Monday 18 February 2019 2:27pm
New research from the Healthier Lives National Science Challenge has found people who speak te reo Māori have a reduced risk of progressing from prediabetes to diabetes.
The groundbreaking research, which has been published in the Diabetes Research and Clinical Practice journal, observed more than 14,000 participants with prediabetes. The study, led by researchers at the University of Otago’s Wellington campus and including collaborations with the National Hauora Coalition, Waikato DHB, and the University of Waikato, aimed to identify potential traits that could protect or progress a patient towards diabetes.
The paper links primary health care data with other data held in Statistics New Zealand Integrated Data Infrastructure (IDI) to analyse pre-diabetes progression rates.
Lead author Dr Andrea Teng, a senior research fellow with the University of Otago’s Department of Public Health in Wellington, says the study is the first to examine pre-diabetes progression to diabetes in New Zealand.
“We were able to look at this by age, sex, ethnicity and socioeconomic position. This information could help direct pre-diabetes programmes to those who need it most,” she says.
The research found that Māori and Pacific peoples had a greater rate of progression from pre-diabetes to diabetes. This is largely because they had more advanced pre-diabetes at the time it was diagnosed through higher HbA1c levels.
However, one of the more unexpected findings from the study was a correlation between the patient’s ability to speak te reo Maōri and a drop in progression to diabetes.
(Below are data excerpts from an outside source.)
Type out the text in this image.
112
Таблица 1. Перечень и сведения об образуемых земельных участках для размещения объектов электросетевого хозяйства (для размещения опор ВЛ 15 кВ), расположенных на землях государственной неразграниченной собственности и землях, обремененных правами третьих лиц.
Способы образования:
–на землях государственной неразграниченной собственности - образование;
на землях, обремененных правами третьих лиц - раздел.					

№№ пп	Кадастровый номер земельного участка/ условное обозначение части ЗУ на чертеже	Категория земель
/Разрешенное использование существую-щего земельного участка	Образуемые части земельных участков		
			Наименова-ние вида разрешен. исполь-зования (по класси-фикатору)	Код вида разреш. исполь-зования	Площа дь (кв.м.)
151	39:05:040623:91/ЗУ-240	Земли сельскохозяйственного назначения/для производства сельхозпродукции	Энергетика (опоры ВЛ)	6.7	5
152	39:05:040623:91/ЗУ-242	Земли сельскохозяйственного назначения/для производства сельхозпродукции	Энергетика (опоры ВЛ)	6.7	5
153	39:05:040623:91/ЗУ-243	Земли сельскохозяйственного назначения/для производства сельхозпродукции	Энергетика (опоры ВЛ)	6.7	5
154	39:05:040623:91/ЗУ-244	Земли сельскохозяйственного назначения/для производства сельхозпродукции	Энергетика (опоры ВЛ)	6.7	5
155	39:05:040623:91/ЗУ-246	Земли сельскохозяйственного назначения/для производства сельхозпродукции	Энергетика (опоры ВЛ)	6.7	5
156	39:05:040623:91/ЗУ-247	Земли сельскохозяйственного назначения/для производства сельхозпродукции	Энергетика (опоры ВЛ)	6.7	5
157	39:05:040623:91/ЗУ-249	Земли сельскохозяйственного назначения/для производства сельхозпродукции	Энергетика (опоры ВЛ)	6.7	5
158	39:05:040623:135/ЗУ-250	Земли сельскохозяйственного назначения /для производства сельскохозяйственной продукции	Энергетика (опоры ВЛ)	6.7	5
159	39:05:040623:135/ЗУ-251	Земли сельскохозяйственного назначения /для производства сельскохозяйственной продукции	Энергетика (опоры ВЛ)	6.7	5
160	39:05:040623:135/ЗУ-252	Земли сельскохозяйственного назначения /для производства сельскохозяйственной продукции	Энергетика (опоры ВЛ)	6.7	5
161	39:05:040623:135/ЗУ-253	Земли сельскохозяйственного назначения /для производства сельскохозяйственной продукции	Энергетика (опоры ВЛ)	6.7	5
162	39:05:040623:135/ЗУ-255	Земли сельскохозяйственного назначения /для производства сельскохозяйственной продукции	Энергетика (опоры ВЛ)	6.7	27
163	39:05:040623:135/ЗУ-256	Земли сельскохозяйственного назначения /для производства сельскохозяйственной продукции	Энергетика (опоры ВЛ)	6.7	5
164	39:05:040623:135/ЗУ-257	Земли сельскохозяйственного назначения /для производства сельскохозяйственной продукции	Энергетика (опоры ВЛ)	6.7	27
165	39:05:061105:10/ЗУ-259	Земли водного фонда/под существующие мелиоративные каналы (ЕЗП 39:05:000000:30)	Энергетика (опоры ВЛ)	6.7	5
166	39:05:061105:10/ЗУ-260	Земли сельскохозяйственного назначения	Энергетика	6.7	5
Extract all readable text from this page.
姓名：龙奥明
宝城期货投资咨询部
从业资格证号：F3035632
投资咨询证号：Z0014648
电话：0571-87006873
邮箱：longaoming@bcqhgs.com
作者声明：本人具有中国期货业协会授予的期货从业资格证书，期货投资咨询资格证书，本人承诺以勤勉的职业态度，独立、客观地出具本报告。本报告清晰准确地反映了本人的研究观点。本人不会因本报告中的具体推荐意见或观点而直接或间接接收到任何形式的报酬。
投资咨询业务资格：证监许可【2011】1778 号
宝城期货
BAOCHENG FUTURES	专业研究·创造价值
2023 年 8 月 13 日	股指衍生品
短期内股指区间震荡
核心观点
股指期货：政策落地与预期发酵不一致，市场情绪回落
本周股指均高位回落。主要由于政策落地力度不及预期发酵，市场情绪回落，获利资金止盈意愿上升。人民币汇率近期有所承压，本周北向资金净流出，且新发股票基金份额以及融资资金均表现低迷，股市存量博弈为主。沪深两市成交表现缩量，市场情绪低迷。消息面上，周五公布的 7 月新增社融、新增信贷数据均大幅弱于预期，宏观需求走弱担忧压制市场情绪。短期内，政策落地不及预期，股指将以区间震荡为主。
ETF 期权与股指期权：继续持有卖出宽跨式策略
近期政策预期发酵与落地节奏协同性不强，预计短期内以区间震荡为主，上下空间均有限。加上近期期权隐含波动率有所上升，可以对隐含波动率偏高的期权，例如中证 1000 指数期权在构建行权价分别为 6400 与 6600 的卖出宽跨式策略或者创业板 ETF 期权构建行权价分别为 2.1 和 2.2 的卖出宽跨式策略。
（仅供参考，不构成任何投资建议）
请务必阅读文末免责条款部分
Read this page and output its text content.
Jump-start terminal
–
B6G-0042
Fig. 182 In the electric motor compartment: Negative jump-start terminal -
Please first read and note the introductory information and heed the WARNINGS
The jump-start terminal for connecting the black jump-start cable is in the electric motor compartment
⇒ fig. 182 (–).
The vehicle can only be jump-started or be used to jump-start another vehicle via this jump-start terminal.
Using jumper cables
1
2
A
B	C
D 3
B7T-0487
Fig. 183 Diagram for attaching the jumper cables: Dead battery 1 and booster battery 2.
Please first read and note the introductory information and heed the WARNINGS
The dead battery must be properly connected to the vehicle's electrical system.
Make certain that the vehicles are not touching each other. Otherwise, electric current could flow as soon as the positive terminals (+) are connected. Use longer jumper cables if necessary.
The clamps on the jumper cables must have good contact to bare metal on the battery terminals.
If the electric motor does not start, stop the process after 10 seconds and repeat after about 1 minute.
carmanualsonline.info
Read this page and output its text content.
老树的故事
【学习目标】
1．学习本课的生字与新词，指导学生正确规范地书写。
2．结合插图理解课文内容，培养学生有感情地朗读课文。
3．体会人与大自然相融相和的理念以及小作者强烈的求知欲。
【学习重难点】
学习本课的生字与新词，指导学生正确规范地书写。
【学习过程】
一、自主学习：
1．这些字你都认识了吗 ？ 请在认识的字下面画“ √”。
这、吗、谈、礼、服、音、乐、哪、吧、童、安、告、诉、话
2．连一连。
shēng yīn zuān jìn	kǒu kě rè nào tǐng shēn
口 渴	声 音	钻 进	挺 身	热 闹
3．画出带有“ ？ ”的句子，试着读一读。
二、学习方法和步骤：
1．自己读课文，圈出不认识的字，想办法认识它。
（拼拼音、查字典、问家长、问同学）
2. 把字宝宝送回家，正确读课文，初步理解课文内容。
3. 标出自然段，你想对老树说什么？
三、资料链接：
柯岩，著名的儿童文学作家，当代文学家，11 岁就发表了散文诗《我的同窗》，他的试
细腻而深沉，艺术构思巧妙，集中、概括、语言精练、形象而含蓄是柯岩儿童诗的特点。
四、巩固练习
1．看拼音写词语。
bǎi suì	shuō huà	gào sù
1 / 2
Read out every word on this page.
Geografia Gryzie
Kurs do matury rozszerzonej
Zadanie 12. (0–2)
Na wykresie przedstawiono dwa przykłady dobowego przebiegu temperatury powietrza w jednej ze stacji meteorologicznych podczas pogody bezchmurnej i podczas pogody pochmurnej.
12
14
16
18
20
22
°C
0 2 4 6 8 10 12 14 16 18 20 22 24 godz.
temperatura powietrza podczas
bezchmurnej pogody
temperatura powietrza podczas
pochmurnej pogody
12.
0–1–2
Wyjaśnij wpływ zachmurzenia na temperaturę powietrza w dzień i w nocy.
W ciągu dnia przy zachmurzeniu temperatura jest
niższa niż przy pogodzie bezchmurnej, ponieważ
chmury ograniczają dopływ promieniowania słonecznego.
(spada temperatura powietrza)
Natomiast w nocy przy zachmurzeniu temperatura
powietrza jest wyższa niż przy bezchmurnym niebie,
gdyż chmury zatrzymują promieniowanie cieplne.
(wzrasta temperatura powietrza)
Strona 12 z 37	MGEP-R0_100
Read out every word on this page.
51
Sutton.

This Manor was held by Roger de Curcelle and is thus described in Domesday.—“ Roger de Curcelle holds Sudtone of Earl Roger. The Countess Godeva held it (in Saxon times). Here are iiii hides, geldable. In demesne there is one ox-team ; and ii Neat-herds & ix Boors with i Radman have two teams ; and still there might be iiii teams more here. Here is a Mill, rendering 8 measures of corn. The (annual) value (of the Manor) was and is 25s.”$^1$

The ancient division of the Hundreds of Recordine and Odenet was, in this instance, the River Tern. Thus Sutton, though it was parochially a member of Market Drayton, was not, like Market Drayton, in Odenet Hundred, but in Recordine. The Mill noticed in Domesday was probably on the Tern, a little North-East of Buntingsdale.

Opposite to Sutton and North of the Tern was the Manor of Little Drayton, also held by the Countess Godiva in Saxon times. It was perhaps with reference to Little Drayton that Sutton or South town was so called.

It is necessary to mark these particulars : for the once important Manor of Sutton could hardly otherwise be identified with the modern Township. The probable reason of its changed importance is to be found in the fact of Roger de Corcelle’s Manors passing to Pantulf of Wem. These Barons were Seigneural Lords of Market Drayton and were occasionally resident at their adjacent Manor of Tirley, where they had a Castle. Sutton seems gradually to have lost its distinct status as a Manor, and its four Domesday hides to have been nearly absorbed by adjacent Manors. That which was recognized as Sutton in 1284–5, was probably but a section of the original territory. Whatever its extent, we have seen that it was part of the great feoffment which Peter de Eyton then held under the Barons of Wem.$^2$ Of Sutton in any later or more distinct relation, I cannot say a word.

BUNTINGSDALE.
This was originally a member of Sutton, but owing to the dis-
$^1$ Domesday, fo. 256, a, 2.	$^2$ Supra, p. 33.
“A cultural protective factor was the evidence of an association between speaking te reo (Indigenous language, with 87 per cent of te reo speakers being Māori) and 19 to 88 percent lower progression to diabetes, independent of age, sex, income, education, deprivation, ethnicity and HbA1c,” the study reads.
“This finding suggests that language and cultural identity are positive for health, particularly in Indigenous communities” say the researchers.
The paper is the first study to find a relationship between diabetes and Indigenous language.
Co-author Dr. Nina Scott from Waikato DHB says the language factor was one of the most novel findings from the research.
“There was evidence for the association between te reo Maōri and pre-diabetes progression even after adjusting for socioeconomic factors,” she says.
Dr Scott says further work needs to be done to assess the full value of te reo for health and the importance of a cultural connection.
“It may be that people who speak te reo are protected from diabetes in other ways from those who don’t that we could not measure in this study,” she says.
The study is a collaboration from two of Healthier Lives National Science Challenge flagship research projects, and brings together health researchers, communities and big data experts to answer important research questions in a new approach to research. This study aimed to specifically answer questions about the incidence of diabetes in Māori communities and will help towards addressing and reducing New Zealand’s large inequities in health care.